The minimum things about URL Encoding

#foundation

What is URL Encoding?

We know URL, composed by characters, is used as a locater of resources on Internet. And a browser is one of the entrances from Computer, which has its own character encoding rules. There is a boundary between Internet and Computer, so the rules of character encoding are different.

So URL encoding converts characters into a format that can be transmitted over the Internet.

What is the rules of URL encoding?

URL can only be sent over the Internet using the ASCII character-set. Only alphanumerics [0-9a-zA-Z], the special characters “$-_.+!*’(),” [not including the quotes], and reserved characters used for their reserved purposes may be used un-encoded within a URL.

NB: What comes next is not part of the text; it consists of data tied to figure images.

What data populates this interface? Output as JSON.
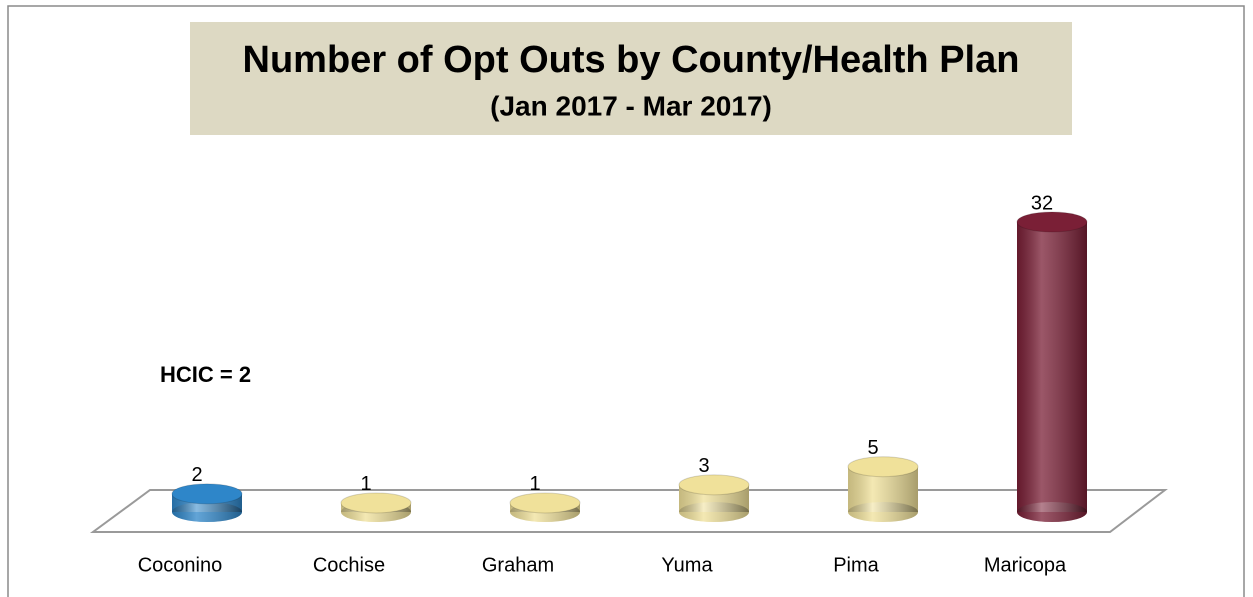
{
  "chart_data": {
    "type": "bar3d",
    "title": "Number of Opt Outs by County/Health Plan",
    "subtitle": "(Jan 2017 - Mar 2017)",
    "annotation": "HCIC = 2",
    "categories": [
      "Coconino",
      "Cochise",
      "Graham",
      "Yuma",
      "Pima",
      "Maricopa"
    ],
    "values": [
      2,
      1,
      1,
      3,
      5,
      32
    ],
    "colors": [
      "#2e86c9",
      "#f0e19a",
      "#f0e19a",
      "#f0e19a",
      "#f0e19a",
      "#7a1f36"
    ]
  }
}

When we send URL via browser from Computer, we always input characters outside of ASCII set. So URL must be converted into a valid ASCII format.

But this is not enough, there are categories of safe, reserved, unsafe characters:

Classification Included characters Encoding required?
Safe characters Alphanumerics [0-9a-zA-Z], special characters $-_.+!*'(),, and reserved characters used for their reserved purposes (e.g., question mark used to denote a query string) NO
ASCII Control characters Includes the ISO-8859-1 (ISO-Latin) character ranges 00-1F hex (0-31 decimal) and 7F (127 decimal.) YES
Non-ASCII characters Includes the entire “top half” of the ISO-Latin set 80-FF hex (128-255 decimal.) YES
Reserved characters ; / ? : @ = & (does not include blank space) YES*
Unsafe characters Includes the blank/empty space and " < > # % { } | \ ^ ~ [ ] YES

* Note: Reserved characters only need encoding when not used for their defined, reserved purposes.

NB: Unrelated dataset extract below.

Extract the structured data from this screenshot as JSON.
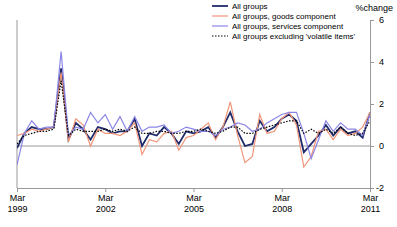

refs: https://perishablepress.com/stop-using-unsafe-characters-in-urls/

To make it clear, there are 3 rules:

  1. URI characters before “?”, it is encoded by UTF-8 with Percentage Encoding. Which means a non-ascii character, for example Chinese character is encoded as “%E6%98%A5”

  2. URI characters after “?”, it is encoded based by its Operation System, for Chinese characters, it might be GB2312 or UTF-8.

  3. When GET/POST or make HTTP request in a web browser, the encoding is determined by

    <meta http-equiv="Content-Type" content="text/html;charset=xxxx">
    

As we can see, there are different browsers, OS and web page charsets. There is, indeed, a silver bullet to handle this mess.

Encode whatever in a URL according to rule 1, 2, 3. before sending it to server side.

Summary and Tips

  1. Get to know where is the boundary, the characters your typing in between the characters sent to Internet.
  2. Be clear about the characters you deal with, do they require encoding?
  3. Don’t mess up JSON encoding, OData Encoding or other web related encoding rules.